Daav did not press her, having thoughts of his own to pursue. The more he heard of Aelliana's life, clan-bound, the more he wondered that she had managed to survive at all. All very well for Master Kestra to praise her strength, but the horrors under which she had struggled to thrive—surely, he thought, she might have been given some small comfort?
Instead, she had been given a kinsman bent on doing her what damage he might, and who reveled in her pain. She could count on no moment of privacy; hold in fondness no fragile geegaw; be certain that a walk down the main hallway of her very clanhouse would not result in bruises—or worse.
His anger was building again. Grimly, he brought his heartbeat down, smoothed his breathing.
Small wonder she had spoken so distantly of her daughter, he thought, remembering how cold she had seemed, entirely unlike the woman he knew. With her brother on the lookout always to harm her, how could she regard her child? The best she might do for the girl was disdain her, and hope that Ran Eld Caylon never looked in her direction.
“Daav?” Soft as it was, Aelliana's voice jolted him.
He turned his head briefly and offered her a smile.
“Aelliana?”
She extended a hand, rested it on his arm; withdrew with a sigh.
“You—I feel that you are distressed. I regret it. If it had been possible, I would have gone alone, but—” She gave him a smile, well-intended, but wavering visibly at the edges. “Truly, van'chela, it was only the knowledge that you were in-house that gave me the courage to resist Mizel.”
He blinked and glanced over to her, meeting eyes in which worry was plain. And yet—she felt? Had she informed herself of the state of his unruly emotions through that fleeting touch? Hope rose, twined with confusion, and a measure of disquiet. Perhaps Master Kestra's estimation of her results had been pessimistic? Perhaps Aelliana would, after all, know him as her lifemate? Yet, to subject her—or anyone!—to an intimate knowledge of his thoughts and feelings . . .
“Daav?”
“Forgive me,” he said. “I am stupid today. Notwithstanding, I think we came away from Mizel as gracefully as possible.

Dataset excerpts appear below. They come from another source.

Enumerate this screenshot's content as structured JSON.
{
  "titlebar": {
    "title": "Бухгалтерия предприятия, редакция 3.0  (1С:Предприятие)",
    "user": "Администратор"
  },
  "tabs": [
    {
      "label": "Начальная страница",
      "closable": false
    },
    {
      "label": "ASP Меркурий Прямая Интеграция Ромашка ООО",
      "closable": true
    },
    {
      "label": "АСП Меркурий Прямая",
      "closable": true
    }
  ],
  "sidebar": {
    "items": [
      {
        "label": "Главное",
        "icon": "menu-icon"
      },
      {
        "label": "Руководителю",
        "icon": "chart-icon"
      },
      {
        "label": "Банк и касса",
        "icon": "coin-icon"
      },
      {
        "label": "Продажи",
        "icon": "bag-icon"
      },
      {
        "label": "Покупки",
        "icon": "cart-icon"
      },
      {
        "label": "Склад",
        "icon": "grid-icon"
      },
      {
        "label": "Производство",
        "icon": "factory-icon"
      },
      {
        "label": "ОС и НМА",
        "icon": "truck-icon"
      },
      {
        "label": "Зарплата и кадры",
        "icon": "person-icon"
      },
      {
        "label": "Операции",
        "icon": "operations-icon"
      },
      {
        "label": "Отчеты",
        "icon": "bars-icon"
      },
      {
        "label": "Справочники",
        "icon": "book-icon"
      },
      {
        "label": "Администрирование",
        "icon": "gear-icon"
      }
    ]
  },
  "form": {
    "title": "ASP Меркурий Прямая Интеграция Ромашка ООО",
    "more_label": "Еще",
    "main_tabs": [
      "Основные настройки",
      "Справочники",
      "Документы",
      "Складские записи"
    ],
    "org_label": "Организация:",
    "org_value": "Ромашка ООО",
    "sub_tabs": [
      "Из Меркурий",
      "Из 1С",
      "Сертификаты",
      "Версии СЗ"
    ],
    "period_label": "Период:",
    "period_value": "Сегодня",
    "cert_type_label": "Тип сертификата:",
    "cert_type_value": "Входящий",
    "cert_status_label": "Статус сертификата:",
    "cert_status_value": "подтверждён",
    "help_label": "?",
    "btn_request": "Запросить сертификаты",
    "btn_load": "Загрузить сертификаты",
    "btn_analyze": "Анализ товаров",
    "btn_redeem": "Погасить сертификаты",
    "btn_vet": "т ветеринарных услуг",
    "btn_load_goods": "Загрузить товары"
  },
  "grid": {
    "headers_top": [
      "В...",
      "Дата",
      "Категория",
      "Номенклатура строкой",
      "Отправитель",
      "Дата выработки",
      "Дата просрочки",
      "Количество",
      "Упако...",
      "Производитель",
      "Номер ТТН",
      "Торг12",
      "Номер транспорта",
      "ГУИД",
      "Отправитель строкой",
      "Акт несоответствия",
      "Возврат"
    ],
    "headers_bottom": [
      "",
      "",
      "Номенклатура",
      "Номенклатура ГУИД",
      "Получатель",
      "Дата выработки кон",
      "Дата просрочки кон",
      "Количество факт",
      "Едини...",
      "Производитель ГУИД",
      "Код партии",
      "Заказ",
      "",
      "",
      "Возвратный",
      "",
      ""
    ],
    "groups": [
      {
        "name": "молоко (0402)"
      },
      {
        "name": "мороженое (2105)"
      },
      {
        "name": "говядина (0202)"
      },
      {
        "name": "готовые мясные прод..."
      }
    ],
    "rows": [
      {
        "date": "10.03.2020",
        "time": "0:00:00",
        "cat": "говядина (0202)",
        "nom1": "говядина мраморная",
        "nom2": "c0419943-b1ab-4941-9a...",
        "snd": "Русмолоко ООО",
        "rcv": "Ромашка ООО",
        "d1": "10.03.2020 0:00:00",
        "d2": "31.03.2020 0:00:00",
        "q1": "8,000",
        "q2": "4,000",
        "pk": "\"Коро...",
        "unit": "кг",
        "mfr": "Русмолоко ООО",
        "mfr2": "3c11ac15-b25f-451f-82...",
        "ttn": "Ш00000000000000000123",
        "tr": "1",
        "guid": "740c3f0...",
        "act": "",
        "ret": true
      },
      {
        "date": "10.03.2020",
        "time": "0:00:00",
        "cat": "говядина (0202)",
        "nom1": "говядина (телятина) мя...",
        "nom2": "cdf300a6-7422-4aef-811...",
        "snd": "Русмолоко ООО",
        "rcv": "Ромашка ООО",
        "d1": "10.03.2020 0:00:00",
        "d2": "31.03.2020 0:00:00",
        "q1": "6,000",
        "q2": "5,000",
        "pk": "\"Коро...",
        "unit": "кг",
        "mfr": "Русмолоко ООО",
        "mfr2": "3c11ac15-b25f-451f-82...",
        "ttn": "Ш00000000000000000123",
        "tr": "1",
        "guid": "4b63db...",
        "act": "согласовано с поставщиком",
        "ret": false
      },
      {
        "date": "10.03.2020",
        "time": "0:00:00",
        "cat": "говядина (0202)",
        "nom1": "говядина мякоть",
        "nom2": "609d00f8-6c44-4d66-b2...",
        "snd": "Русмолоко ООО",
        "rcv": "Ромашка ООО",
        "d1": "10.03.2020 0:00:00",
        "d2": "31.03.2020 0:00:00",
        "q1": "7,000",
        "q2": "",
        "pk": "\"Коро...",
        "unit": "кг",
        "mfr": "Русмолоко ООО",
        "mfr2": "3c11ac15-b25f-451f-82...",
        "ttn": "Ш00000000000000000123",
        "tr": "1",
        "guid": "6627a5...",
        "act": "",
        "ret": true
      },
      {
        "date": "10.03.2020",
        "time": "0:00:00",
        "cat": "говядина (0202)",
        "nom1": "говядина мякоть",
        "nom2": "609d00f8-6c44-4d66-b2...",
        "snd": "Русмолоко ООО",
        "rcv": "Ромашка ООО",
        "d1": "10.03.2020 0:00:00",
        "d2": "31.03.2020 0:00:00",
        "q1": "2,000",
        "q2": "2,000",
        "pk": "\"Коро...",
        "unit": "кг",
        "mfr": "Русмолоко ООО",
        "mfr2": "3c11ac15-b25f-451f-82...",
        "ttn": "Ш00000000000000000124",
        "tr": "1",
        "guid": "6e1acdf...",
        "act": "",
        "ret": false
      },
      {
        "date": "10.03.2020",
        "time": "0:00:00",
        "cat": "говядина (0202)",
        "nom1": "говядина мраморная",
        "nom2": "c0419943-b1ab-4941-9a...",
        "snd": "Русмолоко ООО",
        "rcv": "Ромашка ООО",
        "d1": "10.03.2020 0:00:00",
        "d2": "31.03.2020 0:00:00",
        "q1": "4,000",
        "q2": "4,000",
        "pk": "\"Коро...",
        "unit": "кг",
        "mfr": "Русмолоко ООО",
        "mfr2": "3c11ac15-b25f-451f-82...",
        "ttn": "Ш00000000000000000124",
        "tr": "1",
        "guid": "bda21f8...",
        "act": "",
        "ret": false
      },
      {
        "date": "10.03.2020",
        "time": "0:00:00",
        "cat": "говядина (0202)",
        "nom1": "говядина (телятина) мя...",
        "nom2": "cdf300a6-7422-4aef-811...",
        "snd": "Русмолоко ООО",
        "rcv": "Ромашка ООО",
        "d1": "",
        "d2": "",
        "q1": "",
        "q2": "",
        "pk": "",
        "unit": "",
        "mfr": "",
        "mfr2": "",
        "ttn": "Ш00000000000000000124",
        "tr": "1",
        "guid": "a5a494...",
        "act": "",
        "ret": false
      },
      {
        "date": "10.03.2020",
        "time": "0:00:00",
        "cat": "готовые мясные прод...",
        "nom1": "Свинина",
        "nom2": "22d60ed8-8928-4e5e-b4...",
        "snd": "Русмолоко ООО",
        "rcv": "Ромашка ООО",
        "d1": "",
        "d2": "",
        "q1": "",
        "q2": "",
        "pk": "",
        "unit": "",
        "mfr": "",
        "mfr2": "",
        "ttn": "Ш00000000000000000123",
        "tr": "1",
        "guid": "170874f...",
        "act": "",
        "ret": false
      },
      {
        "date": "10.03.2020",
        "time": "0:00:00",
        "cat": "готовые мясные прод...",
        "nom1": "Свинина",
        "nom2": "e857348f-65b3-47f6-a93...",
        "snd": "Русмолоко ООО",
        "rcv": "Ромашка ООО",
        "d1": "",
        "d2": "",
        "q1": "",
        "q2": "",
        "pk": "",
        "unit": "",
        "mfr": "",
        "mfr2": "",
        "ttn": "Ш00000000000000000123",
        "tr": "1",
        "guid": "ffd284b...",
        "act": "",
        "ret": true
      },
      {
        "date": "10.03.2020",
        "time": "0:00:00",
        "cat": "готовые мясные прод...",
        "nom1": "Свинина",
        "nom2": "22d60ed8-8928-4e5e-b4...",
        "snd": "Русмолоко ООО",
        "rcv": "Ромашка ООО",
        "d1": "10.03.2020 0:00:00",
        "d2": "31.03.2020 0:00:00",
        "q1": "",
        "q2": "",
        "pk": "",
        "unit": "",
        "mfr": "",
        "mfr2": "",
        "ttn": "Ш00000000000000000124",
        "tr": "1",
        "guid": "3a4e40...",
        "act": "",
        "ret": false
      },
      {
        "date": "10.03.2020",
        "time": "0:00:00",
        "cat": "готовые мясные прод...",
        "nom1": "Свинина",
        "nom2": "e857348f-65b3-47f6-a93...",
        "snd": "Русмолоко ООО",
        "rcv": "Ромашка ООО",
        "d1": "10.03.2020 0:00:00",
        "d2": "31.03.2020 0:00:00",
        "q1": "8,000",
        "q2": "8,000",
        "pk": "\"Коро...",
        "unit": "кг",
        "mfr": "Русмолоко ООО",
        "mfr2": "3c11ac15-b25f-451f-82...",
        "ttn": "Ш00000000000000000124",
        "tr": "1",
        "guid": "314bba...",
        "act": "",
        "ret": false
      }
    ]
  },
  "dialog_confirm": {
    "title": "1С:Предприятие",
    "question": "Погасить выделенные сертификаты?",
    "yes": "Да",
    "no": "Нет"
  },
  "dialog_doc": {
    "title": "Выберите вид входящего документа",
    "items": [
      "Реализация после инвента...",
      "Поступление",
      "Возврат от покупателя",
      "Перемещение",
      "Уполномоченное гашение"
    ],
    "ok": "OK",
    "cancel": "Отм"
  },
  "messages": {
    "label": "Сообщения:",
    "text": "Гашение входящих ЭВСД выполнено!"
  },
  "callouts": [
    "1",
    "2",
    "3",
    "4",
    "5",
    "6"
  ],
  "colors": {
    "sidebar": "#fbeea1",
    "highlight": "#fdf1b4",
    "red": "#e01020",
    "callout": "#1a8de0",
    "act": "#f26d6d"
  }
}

It was well done of you to invoke Guild law.”
“It was all I could think to do, though it cannot, you know, stand against kin.” she said, sounding rueful. “Cat- ice, I thought it, even for Sinit.”
“Thin as it was, it bore us up, and no one's melant'i has taken harm.”
“Excepting Mizel's.” Aelliana sighed. “She offered me nadelm's duty.”
“You should have been nadelm all along!” he said, more sharply than he had intended.
“Yes, my grandmother thought so, as well. But you misunderstand, van'chela. She offered the duty; I did not hear that she offered the rank.” Abruptly, she pointed at her screen.
“Daav—the turn for the ferry station!”
“Ah, but we have no need to depend upon public ferries.”
She turned to him, lips parted. “You have a ship here?”
“Korval has a yard here,” he said, shifting for the turn.
“It keeps slipping away from me,” she said, slowly, “that you are Korval.”
“Yes, but just at the moment, I am your copilot,” he answered, guiding the car through the gate and gliding to a stop before the yard office. He powered the vehicle down, and pressed his thumb against the ID screen. “Master Fis Lyr was kind enough to lend me the use of the yard's car. Now, if you are game for a small walk?”
“Even a long one,” she said, suddenly gay. “So long as we need not walk to Solcintra.”
“Now, that is too long a walk,” he said, popping his door.